What Does Christmas Mean to Me? Randy Alcorn's Responses to Questions

What is your fondest Christmas memory?

My mother’s smile. I vividly remember 40 years ago, sitting at a dining room table with my mother and brother, after a huge turkey dinner and opening presents on Christmas Eve. I remember playing Monopoly at the same table on which my little girls ate Christmas dinner twenty years later, in Nanci’s and my home (after my mom died). Though I didn’t grow up in a Christian home, I had the privilege of leading my mom to Christ after I came to the Lord in high school. Yet as I look back, my mother’s smile and decorations and gift-giving and meal-preparation were the heart and soul of Christmas in our home. I cannot think of Christmas without thinking of my mother’s smile—and I can’t wait to see that smile again.

What is your favorite part of waking up on Christmas morning?

As a child, it was the first waking realization that it was Christmas, which was the best day of the year, even in our nonchristian family. My first move was to jump up and look out my bedroom window to see if it had snowed last night. Usually not, but several memorable times it did. After the snow-check, my brother Lance and I would run to our stockings hung by mom in the living room. I would open the contents slowly, including the ever-present Whitman’s Samplers, stretching it out, not wanting it to end.

We got the big presents on Christmas eve, but there was a special joy in the little treasures wrapped up in the stockings. I didn’t understand then that these little gifts represented the greatest gift ever given—God’s Son. Now, as an adult, a father and a grandfather, I feel those same childlike feelings, a warmth and anticipation. But what I feel now on Christmas that I didn’t many years ago is anticipation for a New Earth, without sin and curse and suffering—a redeemed earth where I will live and work and play and worship and serve with Christian family and friends, and countless new friends besides.

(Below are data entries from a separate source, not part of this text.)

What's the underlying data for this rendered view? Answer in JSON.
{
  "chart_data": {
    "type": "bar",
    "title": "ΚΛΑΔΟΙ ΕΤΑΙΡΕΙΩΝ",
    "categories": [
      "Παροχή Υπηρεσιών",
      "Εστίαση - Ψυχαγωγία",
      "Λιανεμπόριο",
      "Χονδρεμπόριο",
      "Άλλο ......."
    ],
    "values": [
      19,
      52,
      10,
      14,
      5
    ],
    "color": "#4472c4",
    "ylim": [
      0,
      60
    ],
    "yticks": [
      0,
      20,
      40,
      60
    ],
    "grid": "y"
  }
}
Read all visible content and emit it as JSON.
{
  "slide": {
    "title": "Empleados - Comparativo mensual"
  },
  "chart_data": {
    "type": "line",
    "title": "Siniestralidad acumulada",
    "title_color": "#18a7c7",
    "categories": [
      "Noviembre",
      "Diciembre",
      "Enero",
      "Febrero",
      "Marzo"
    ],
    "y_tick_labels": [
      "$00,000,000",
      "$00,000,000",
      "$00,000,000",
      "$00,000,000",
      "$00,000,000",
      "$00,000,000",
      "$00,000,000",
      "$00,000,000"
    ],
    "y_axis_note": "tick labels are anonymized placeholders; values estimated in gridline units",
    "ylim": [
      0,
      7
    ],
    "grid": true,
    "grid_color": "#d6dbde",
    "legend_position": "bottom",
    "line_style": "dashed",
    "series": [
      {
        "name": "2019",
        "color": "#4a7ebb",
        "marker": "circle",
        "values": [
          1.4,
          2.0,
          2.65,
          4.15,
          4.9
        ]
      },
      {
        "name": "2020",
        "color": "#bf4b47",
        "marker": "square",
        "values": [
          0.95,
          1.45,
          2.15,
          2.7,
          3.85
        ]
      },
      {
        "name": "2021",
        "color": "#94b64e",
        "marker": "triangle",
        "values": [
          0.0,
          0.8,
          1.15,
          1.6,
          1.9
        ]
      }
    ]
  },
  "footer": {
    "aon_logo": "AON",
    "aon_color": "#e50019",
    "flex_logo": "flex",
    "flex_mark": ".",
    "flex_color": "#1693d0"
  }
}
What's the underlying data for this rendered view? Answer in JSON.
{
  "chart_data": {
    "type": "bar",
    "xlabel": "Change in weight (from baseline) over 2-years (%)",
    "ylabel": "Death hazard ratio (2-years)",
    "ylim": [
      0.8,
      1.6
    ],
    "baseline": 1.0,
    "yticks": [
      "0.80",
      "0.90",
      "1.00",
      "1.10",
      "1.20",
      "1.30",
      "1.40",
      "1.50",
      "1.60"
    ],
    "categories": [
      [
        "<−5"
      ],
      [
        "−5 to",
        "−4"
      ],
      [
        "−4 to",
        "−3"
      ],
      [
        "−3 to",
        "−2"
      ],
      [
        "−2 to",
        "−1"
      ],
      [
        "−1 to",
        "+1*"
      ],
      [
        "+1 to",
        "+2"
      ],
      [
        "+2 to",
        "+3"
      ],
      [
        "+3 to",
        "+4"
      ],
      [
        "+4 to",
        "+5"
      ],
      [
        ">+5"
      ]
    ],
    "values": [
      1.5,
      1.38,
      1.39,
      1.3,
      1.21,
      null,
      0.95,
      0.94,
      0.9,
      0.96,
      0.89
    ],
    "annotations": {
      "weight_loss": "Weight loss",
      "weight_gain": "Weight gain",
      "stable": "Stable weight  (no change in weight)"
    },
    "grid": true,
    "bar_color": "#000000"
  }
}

I feel a spirit of adventure not just for the passing joys of Christmas, but for an eternal Christmas, a great story where—as C. S. Lewis put it at the end of the Chronicles of Narnia—every chapter will be better than the one before.

What is your favorite Christmas carol or secular Christmas song? Why?

When I was a kid I liked “Silent Night,” even though I didn’t understand the meaning. Now my favorite is “Joy to the World,” because as my wife pointed out to me years ago, it’s the Christmas song that looks forward to Christ’s return and the New Earth. “He rules the world with truth and grace.” That’s what my heart longs for. “No more let sins and sorrows grow, nor thorns infest the ground; he comes to make his blessings flow far as the curse is found.” Christ’s redemptive work will restore the earth to what God originally intended. Everything touched by the curse will be renewed and transformed into something great. “Joy to the World”—by the power of the risen Christ, the old world will be transformed into the new!

How has Christmas changed for you over the years?

The radical change was when I, as a high-schooler, came to Christ. Suddenly I understood Christmas. In the years since then I’ve come to understand the grace of Jesus more each year. When our daughters were little I saw a joy and delight in their eyes that was like what I had in my heart as a child, but it was much better, because they knew the Christ of Christmas. Today they and their husbands walk with Jesus and this year their children will be experiencing their first post-natal Christmas. They’ll begin some of their own traditions, and perhaps carry on some of ours. Christmas is about giving—and in the giving we gain so much, for we draw near to Christ, the ultimate giver. As Jesus said, it really “is more blessed to give than to receive.”

What is the deepest prayer of your heart this Christmas?

That people would understand that Jesus is the person they were made by and made for. That they would understand that He loved them enough to go to the cross for them and pay the price for their sins so that they could live forever with Him on the New Earth, the eternal Heaven.

There’s a true story of a Christ-loving man who lay dying. His son asked, “Dad, how do you feel?”

His father replied: “Son, I feel like a little boy on Christmas Eve.”

Christmas is coming. We live our lives between the first Christmas and the second. We look back to that first Christmas and the life of Jesus on the earth for some 33 years—but we look forward to the Christmas in which the resurrected Christ will return and we, his resurrected people, will live with him forever on the New Earth. And right when we think “It doesn’t get any better than this”....it will!